鬼と戦士、派手に戦う。

『うひゃひゃひゃひゃひゃ!!』


 一瞬、全ての時間が止まったように思えた。

 スピーカーから響くその声を聴くや否や、観客は一斉に顔を上げる。


『小娘が、生意気にも俺様の島に足を踏み入れるとは、良い度胸だな!』

「出たわね、鬼め!」

『お前みたいな奴が、俺様に勝てると思っているのか! 笑止! 思い知らせてやるわぁ!』


 大声でありながら、キンというハウリングも、音割れもない。そして何より、抑揚から伝わってくる段違いの演技力。客は確信した。そこには、鬼がいる。


「覚悟しなさい……きゃあ!」

『諦めろ。お前は、勝てない』

「まだまだ……! はあっ!」


 袖から見守る空野がふと気づいた。


「なんか岩戸さん、練習の時より感情こもってない?」

「ですよね……演技にギアがかかり始めている……」


 明子もその異変を察していた。まるで、本当に鬼と対峙しているような。


「朝倉さん、あなた一体……」


 マイクの前で迫真の演技を続けるひなたを明子は恐る恐る眺めた。


「ぐっ……」

『ふっ、その程度か。やはり、俺様こそが最強よ。お前なんかに負けてたまるか!』


 会場は前のめりで成り行きを見守る。子供も、手を止めてポップコーンではなく舞台を食い入るように眺めている。


「私だって……私だって!」


 ほたるは既に台本を見ず、顔を上げて演技を続けた。台詞が自分の言葉のように自然と口から出ていく。

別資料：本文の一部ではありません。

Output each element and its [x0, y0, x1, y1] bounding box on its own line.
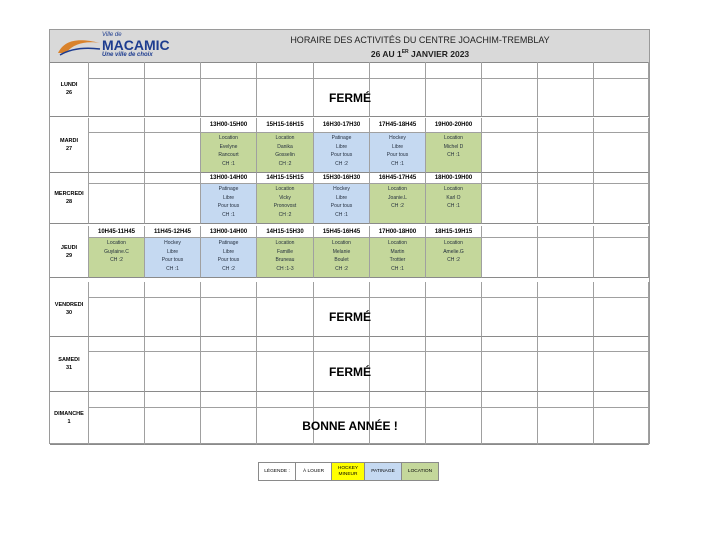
activity-line: CH :2: [335, 265, 348, 272]
closed-banner-lundi: FERMÉ: [329, 91, 371, 105]
schedule-title: [220, 34, 620, 60]
day-number: 27: [65, 146, 73, 152]
activity-line: CH :2: [391, 203, 404, 209]
time-cell: [594, 392, 649, 408]
activity-hockey: [145, 238, 201, 278]
activity-line: Pour tous: [330, 152, 353, 158]
activity-patinage: [201, 184, 257, 224]
activity-line: Location: [388, 240, 407, 246]
time-cell: [538, 226, 594, 238]
activity-line: CH :2: [447, 257, 460, 263]
time-cell: [482, 173, 538, 184]
time-cell: [314, 282, 370, 298]
activity-location: [257, 184, 314, 224]
activity-location: [257, 238, 314, 278]
activity-line: Patinage: [218, 186, 239, 192]
time-cell: [594, 337, 649, 352]
legend-location: LOCATION: [402, 463, 438, 480]
legend: [258, 462, 439, 481]
day-label-mardi: [50, 118, 89, 173]
day-name: SAMEDI: [58, 357, 80, 363]
activity-line: Location: [332, 240, 351, 246]
title-text: HORAIRE DES ACTIVITÉS DU CENTRE JOACHIM-TREMBLAY: [290, 35, 550, 45]
activity-location: [426, 133, 482, 173]
day-label-jeudi: [50, 226, 89, 278]
activity-line: CH :1: [391, 160, 404, 167]
time-cell: [89, 118, 145, 133]
time-slot-jeudi: 10H45-11H45: [89, 226, 145, 238]
activity-line: Patinage: [331, 135, 352, 141]
time-slot-mardi: 15H15-16H15: [257, 118, 314, 133]
time-cell: [482, 62, 538, 79]
logo-name-text: MACAMIC: [102, 37, 170, 53]
day-name: VENDREDI: [54, 302, 84, 308]
time-cell: [482, 118, 538, 133]
macamic-logo: [56, 32, 168, 60]
closed-banner-samedi: FERMÉ: [329, 365, 371, 379]
time-cell: [145, 337, 201, 352]
schedule-sheet: [49, 29, 650, 444]
time-cell: [370, 282, 426, 298]
day-label-dimanche: [50, 392, 89, 445]
activity-line: CH :1: [222, 211, 235, 218]
time-cell: [257, 392, 314, 408]
closed-banner-vendredi: FERMÉ: [329, 310, 371, 324]
activity-line: Karl O: [446, 194, 461, 201]
time-cell: [145, 118, 201, 133]
time-slot-mercredi: 13H00-14H00: [201, 173, 257, 184]
title-dates: [220, 46, 620, 60]
activity-line: Location: [388, 186, 407, 192]
time-slot-mardi: 16H30-17H30: [314, 118, 370, 133]
time-slot-jeudi: 13H00-14H00: [201, 226, 257, 238]
dates-part-b: JANVIER 2023: [408, 48, 470, 59]
activity-line: Pour tous: [386, 152, 409, 158]
time-cell: [145, 173, 201, 184]
activity-patinage: [201, 238, 257, 278]
time-slot-mercredi: 18H00-19H00: [426, 173, 482, 184]
time-cell: [314, 62, 370, 79]
day-name: LUNDI: [60, 82, 78, 88]
logo-tagline-text: Une ville de choix: [102, 52, 153, 58]
time-cell: [89, 62, 145, 79]
activity-line: Joanie.L: [388, 194, 407, 201]
activity-location: [89, 238, 145, 278]
time-slot-mardi: 13H00-15H00: [201, 118, 257, 133]
activity-line: Evelyne: [219, 143, 238, 150]
activity-line: Gosselin: [275, 152, 295, 158]
day-label-vendredi: [50, 282, 89, 337]
activity-cell: [594, 238, 649, 278]
time-cell: [594, 282, 649, 298]
activity-line: Libre: [222, 248, 235, 255]
activity-line: CH :1: [447, 152, 460, 158]
time-slot-jeudi: 17H00-18H00: [370, 226, 426, 238]
time-cell: [257, 62, 314, 79]
time-cell: [257, 282, 314, 298]
time-cell: [538, 118, 594, 133]
activity-line: Libre: [335, 194, 348, 201]
activity-line: Location: [275, 186, 295, 192]
activity-location: [201, 133, 257, 173]
time-slot-jeudi: 15H45-16H45: [314, 226, 370, 238]
time-cell: [426, 337, 482, 352]
time-cell: [594, 173, 649, 184]
time-cell: [314, 337, 370, 352]
time-cell: [314, 392, 370, 408]
time-slot-jeudi: 14H15-15H30: [257, 226, 314, 238]
activity-location: [257, 133, 314, 173]
activity-line: Location: [275, 135, 295, 141]
time-cell: [201, 282, 257, 298]
time-cell: [538, 337, 594, 352]
logo-ville-text: Ville de: [102, 32, 122, 38]
time-cell: [426, 62, 482, 79]
activity-cell: [594, 184, 649, 224]
day-number: 28: [65, 199, 73, 205]
activity-location: [370, 238, 426, 278]
activity-line: Location: [444, 240, 463, 246]
time-slot-mercredi: 14H15-15H15: [257, 173, 314, 184]
day-name: DIMANCHE: [54, 411, 84, 417]
legend-hockey-mineur: HOCKEY MINEUR: [332, 463, 365, 480]
activity-hockey: [314, 184, 370, 224]
time-slot-mercredi: 16H45-17H45: [370, 173, 426, 184]
activity-line: CH :2: [278, 211, 292, 218]
activity-line: Martin: [390, 248, 405, 255]
day-name: MERCREDI: [54, 191, 84, 197]
activity-hockey: [370, 133, 426, 173]
activity-location: [314, 238, 370, 278]
activity-line: Pour tous: [330, 203, 353, 209]
time-cell: [538, 62, 594, 79]
activity-cell: [482, 184, 538, 224]
day-number: 29: [65, 252, 73, 259]
time-cell: [426, 282, 482, 298]
activity-line: CH :2: [335, 160, 348, 167]
time-cell: [538, 282, 594, 298]
activity-location: [426, 184, 482, 224]
time-cell: [145, 62, 201, 79]
activity-line: Famille: [276, 248, 294, 255]
activity-line: Location: [444, 135, 463, 141]
activity-line: Pour tous: [217, 203, 240, 209]
time-cell: [370, 337, 426, 352]
activity-line: Hockey: [333, 186, 350, 192]
time-cell: [594, 118, 649, 133]
activity-cell: [482, 238, 538, 278]
activity-location: [426, 238, 482, 278]
time-cell: [538, 173, 594, 184]
activity-cell: [145, 133, 201, 173]
time-cell: [594, 226, 649, 238]
activity-cell: [89, 133, 145, 173]
legend-a-louer: À LOUER: [296, 463, 332, 480]
dates-part-a: 26 AU 1: [370, 48, 402, 59]
activity-line: Amelie.G: [443, 248, 464, 255]
activity-line: CH :1: [166, 265, 179, 272]
activity-line: Libre: [391, 143, 404, 150]
time-cell: [145, 282, 201, 298]
time-cell: [538, 392, 594, 408]
time-slot-mardi: 19H00-20H00: [426, 118, 482, 133]
activity-line: CH :2: [110, 257, 123, 263]
time-cell: [370, 392, 426, 408]
closed-banner-dimanche: BONNE ANNÉE !: [302, 419, 398, 433]
activity-line: CH :1: [391, 265, 404, 272]
day-number: 1: [67, 419, 71, 425]
activity-line: Danika: [277, 143, 293, 150]
time-cell: [482, 337, 538, 352]
activity-line: CH :2: [222, 265, 235, 272]
activity-line: CH :1: [222, 160, 235, 167]
activity-line: Rancourt: [218, 152, 239, 158]
activity-cell: [145, 184, 201, 224]
activity-line: Trottier: [389, 257, 406, 263]
activity-line: Libre: [335, 143, 348, 150]
activity-line: Location: [444, 186, 463, 192]
activity-line: Libre: [222, 194, 235, 201]
day-name: MARDI: [59, 138, 79, 144]
time-cell: [426, 392, 482, 408]
time-cell: [89, 337, 145, 352]
activity-line: Melanie: [332, 248, 351, 255]
activity-line: Location: [107, 240, 126, 246]
time-slot-jeudi: 18H15-19H15: [426, 226, 482, 238]
activity-line: Pronovost: [273, 203, 297, 209]
time-cell: [145, 392, 201, 408]
activity-cell: [538, 238, 594, 278]
time-cell: [89, 392, 145, 408]
time-cell: [257, 337, 314, 352]
day-label-samedi: [50, 337, 89, 392]
activity-line: CH :1: [447, 203, 460, 209]
activity-line: CH :1: [335, 211, 348, 218]
activity-location: [370, 184, 426, 224]
day-label-lundi: [50, 62, 89, 117]
activity-line: Pour tous: [161, 257, 184, 263]
time-cell: [89, 173, 145, 184]
activity-line: Vicky: [279, 194, 291, 201]
time-cell: [370, 62, 426, 79]
activity-line: Libre: [166, 248, 179, 255]
dates-superscript: ER: [401, 49, 409, 55]
time-cell: [201, 337, 257, 352]
logo-swoosh-icon: [56, 35, 102, 57]
time-cell: [89, 282, 145, 298]
activity-line: Patinage: [218, 240, 239, 246]
time-slot-jeudi: 11H45-12H45: [145, 226, 201, 238]
activity-line: Boulet: [334, 257, 349, 263]
activity-patinage: [314, 133, 370, 173]
day-number: 30: [65, 310, 73, 316]
activity-line: CH :1-3: [276, 265, 294, 272]
time-cell: [482, 226, 538, 238]
activity-cell: [482, 133, 538, 173]
schedule-header: [50, 30, 649, 63]
time-cell: [482, 282, 538, 298]
activity-line: Michel D: [443, 143, 464, 150]
activity-line: Hockey: [164, 240, 181, 246]
activity-cell: [89, 184, 145, 224]
time-cell: [482, 392, 538, 408]
activity-line: CH :2: [278, 160, 292, 167]
time-cell: [201, 62, 257, 79]
activity-cell: [594, 133, 649, 173]
activity-line: Bruneau: [275, 257, 295, 263]
activity-line: Hockey: [389, 135, 406, 141]
legend-patinage: PATINAGE: [365, 463, 402, 480]
activity-line: Guylaine.C: [104, 248, 129, 255]
time-slot-mercredi: 15H30-16H30: [314, 173, 370, 184]
activity-line: Location: [275, 240, 295, 246]
day-number: 31: [65, 365, 73, 371]
activity-line: Pour tous: [217, 257, 240, 263]
day-name: JEUDI: [60, 244, 78, 251]
day-number: 26: [65, 90, 73, 96]
legend-label: LÉGENDE :: [259, 463, 296, 480]
activity-cell: [538, 184, 594, 224]
time-cell: [594, 62, 649, 79]
time-slot-mardi: 17H45-18H45: [370, 118, 426, 133]
activity-cell: [538, 133, 594, 173]
activity-line: Location: [219, 135, 238, 141]
day-label-mercredi: [50, 173, 89, 224]
time-cell: [201, 392, 257, 408]
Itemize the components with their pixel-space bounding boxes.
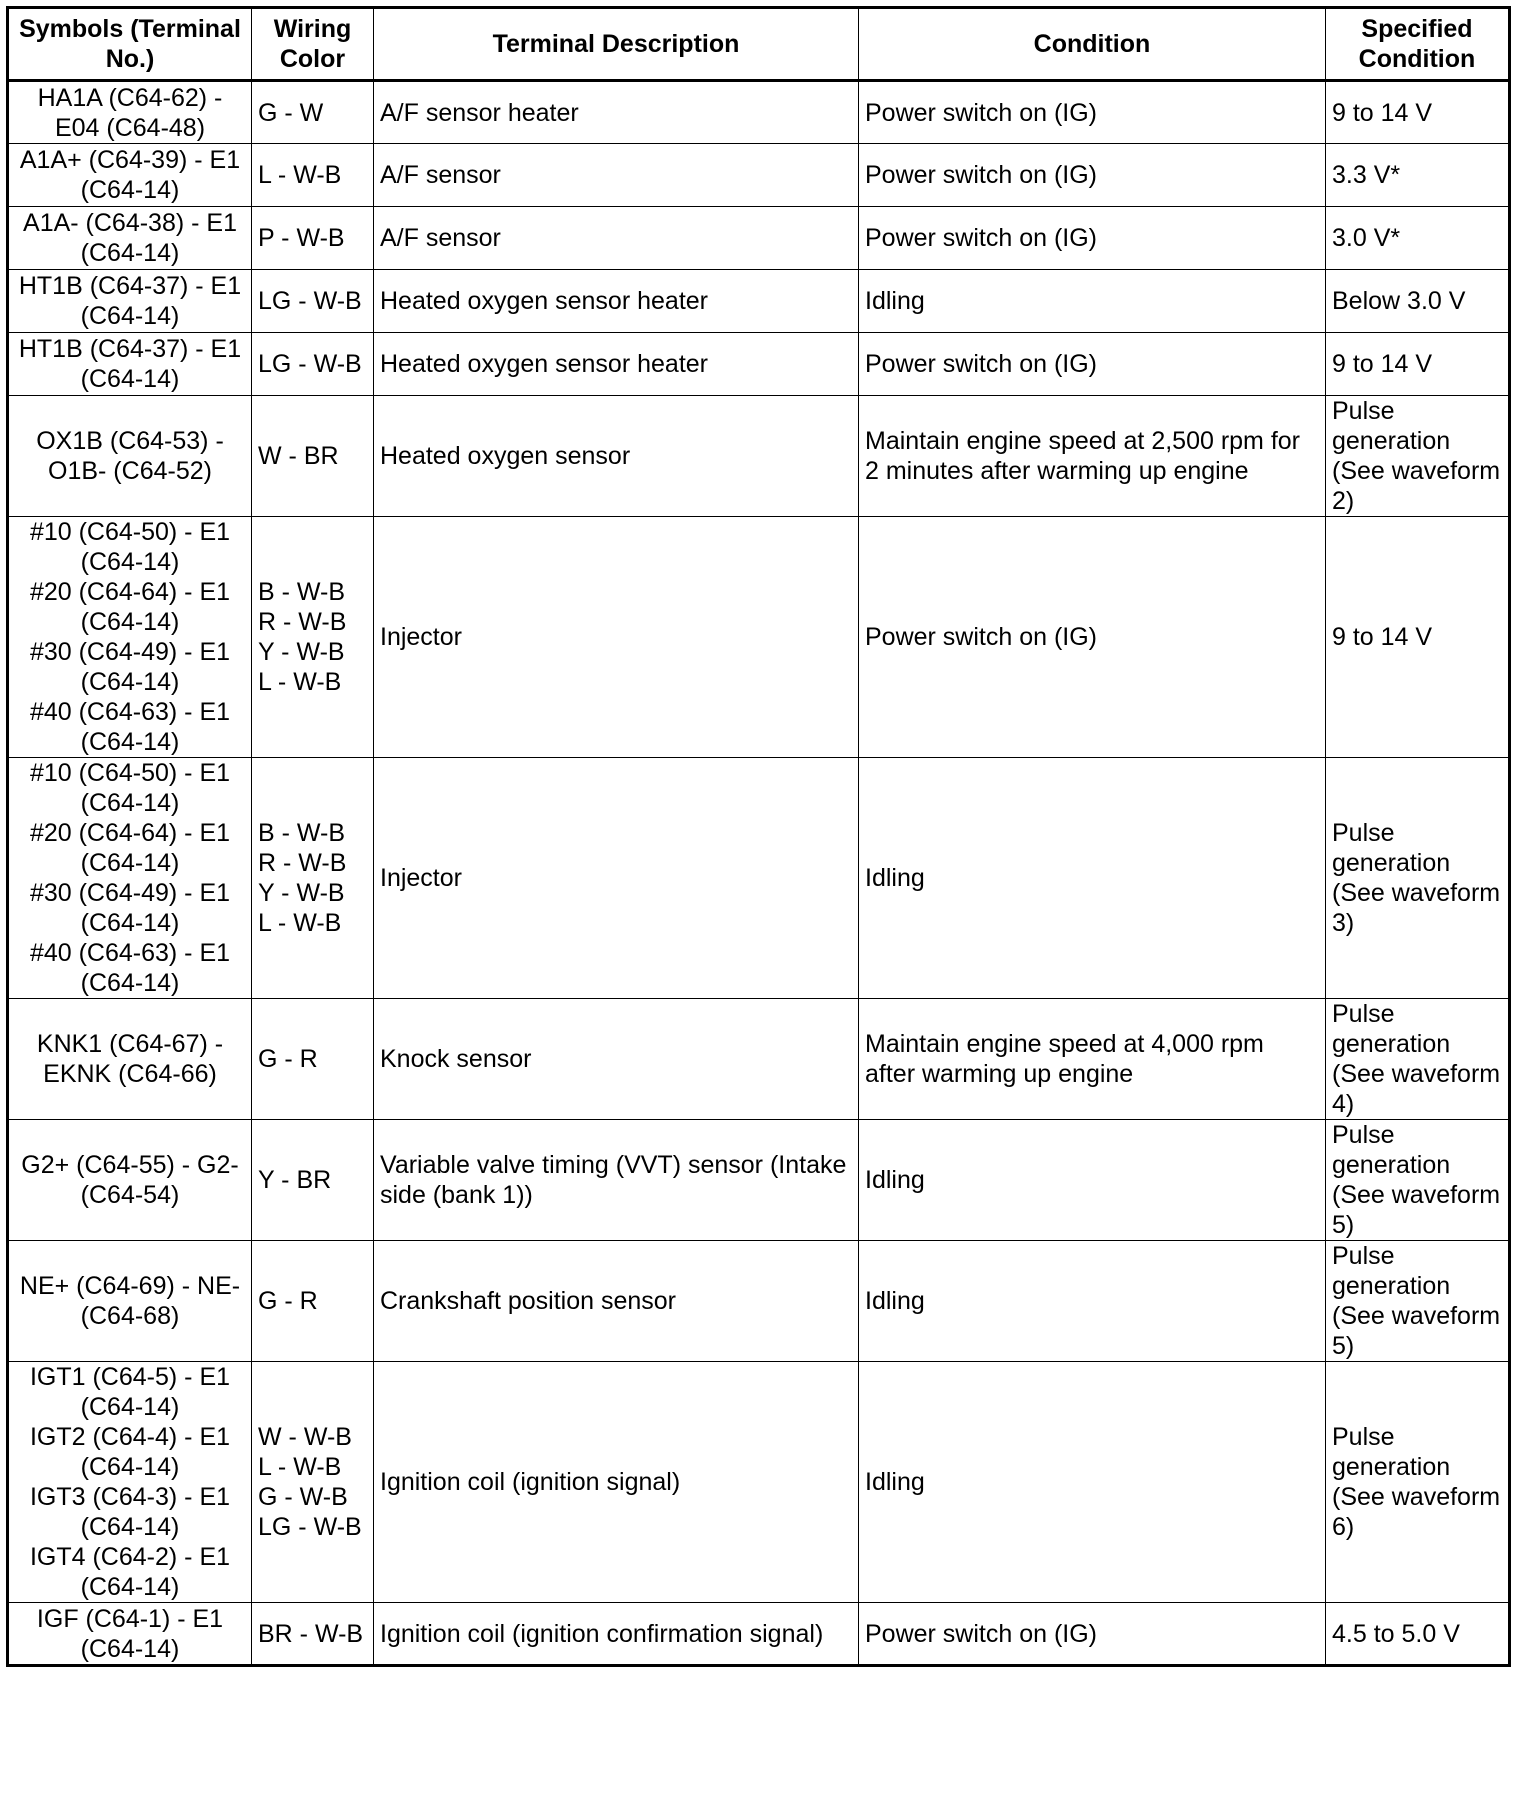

「私だって、ここまで頑張ってきたのよ! 確かにあなたの方が強いかもしれない……でも! 私のことを応援してくれている人がいる。希望を持っている人がいる。待ってくれている人がいる! 背負っているものの数は、私だって負けちゃいないんだから!」


 台詞を聞くひなたの背中を影山が見守る。台本では、ステージの子供たちに協力をお願いする場面へと移る。


「皆の力を貸して! 皆で、鬼をやっつけよう!」


 ほたるの呼びかけに、子供たちはすぐに答えた。


「がんばれ! ほたる姉さん!」

「ほたる姉さん、ガンバレ!」


 子供たちは、目を輝かせながら声援を送る。大人たちもそれに続いた。

 その光景に空野が目を潤ませる。


「ええ話や……」

「えっ」


 ある程度の声援に達したところで、ステージが光りだした。ほたるの勝利確定演出である。


「みんな……ありがとう!」


 ほたるは、腰の剣を抜くと、大きく振りかぶった。


「はああああああああっ!!」


 剣が振り下ろされ、大きな音が鳴る。子供たちは次の展開に釘付けとなった。


『……ぐああああああああっ!!』


 鬼の断末魔が聞こえる。随所で「やった」と声がする。


『ちくしょう……戦士・ほたるめ、覚えていやがれ!』


 鬼は命からがら逃げていく。風は止み、空からは光が差し込み始める。

 

「みんなの力で勝てたよ! ありがとう!」

『ほたるは見事鬼に勝利しました。そして、おじいさん、おばあさんと幸せに暮らしましたとさ。めでたしめでたし』


 影山のナレーションで物語は終わりを告げる。幕が下りると共に割れんばかりの拍手が鳴り響いた。